Another letter-writer to the Herald thus speaks of the volunteers at Cincinnati:

Major-Generals Wright and Lew Wallace rode over the reviewed the troops in Covington yesterday afternoon. The display was very fine, and probably satisfactory. The boys were in splendid spirits, and are chock-full of fight and confidence. Much enthusiasm greeted the Generals every where, and the Indianians were almost wild over Lew Wallace, their confidence in his ability and courage being unlimited, and may stand in good stead in the approaching contest. Let all men say what they will about green regiments and raw recruits; let them cry them down as much as they choose, as many newspapers and newspaper correspondents are now doing; let them iterate and reiterate that the vast body of volunteers now congregated in and around Covington are only fit subjects to be gobbled up by Kirby Smith's veterans soldiers; that they will only be a breakfast-spell or a light evening's repast for the well-drilled rebels--no such fears or childish forebodings enter my mind. Green men and raw recruits will fight. I have seen them do it; and a body of troops of finer material, both physical and mental, than the army now massed at Covington, never was seen, or known, or heard of. If Kirby Smith takes them for a breakfast-spell it will be the bloodiest breakfast-spell on record, and few of his men will want any dinner. If for an evening's repast, many of them will find the meal any thing but of easy digestion. I have no thought that our brave fellows will skedaddle; but on the contrary, from what I have seen, that they will stand up nobly to the work and beat back the rebel hordes with a determination that shall make a repulse a defeat. The men are all sound and right, and will do all that is expected of them, and more too, if their officers keep cool and act with judgment.

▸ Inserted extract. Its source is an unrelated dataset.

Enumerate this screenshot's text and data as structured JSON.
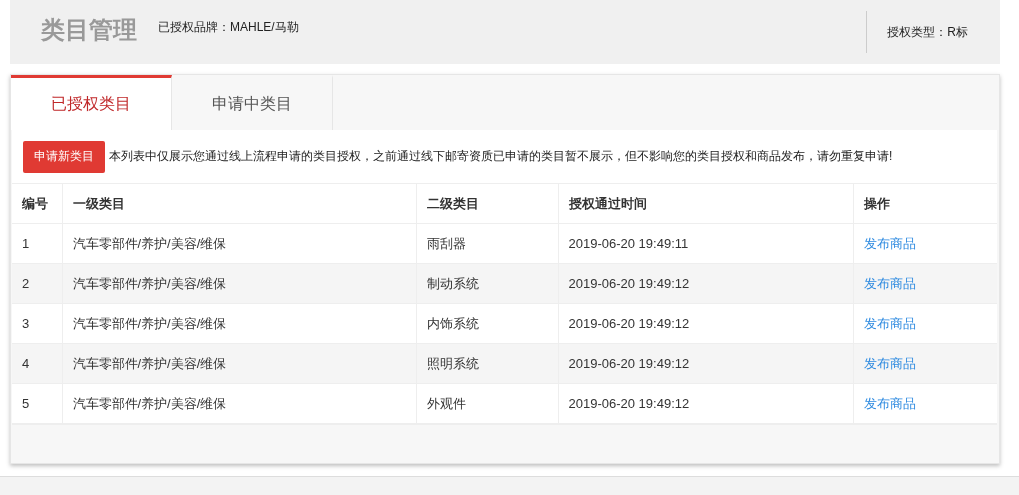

Speaking of Fort Mitchell, a correspondent writes: "Fort Mitchell is on an eminence commanding the Lexington pike. In front of it there is an extended plain, broken only by a few trees and one or two very nice-looking houses. At a distance of not more than a mile from the fort is a line of dense woods, and in these woods are the enemy's pickets, our own being not more than a quarter of a mile this side of them. Our fellows, without the aid of a glass even, could be seen in different positions, some in a fence corner, others behind a tree, and a few crawling stealthily along on all fours, watching a chance. The country around Fort Mitchell is very beautiful."


From Harper's Weekly, September 27, 1862. They ran this text with three Northern Kentucky images - one of the Ohio River Pontoon Bridge in Covington, one of the fort at Fort Mitchel, and one of a Licking River crossing in Campbell County.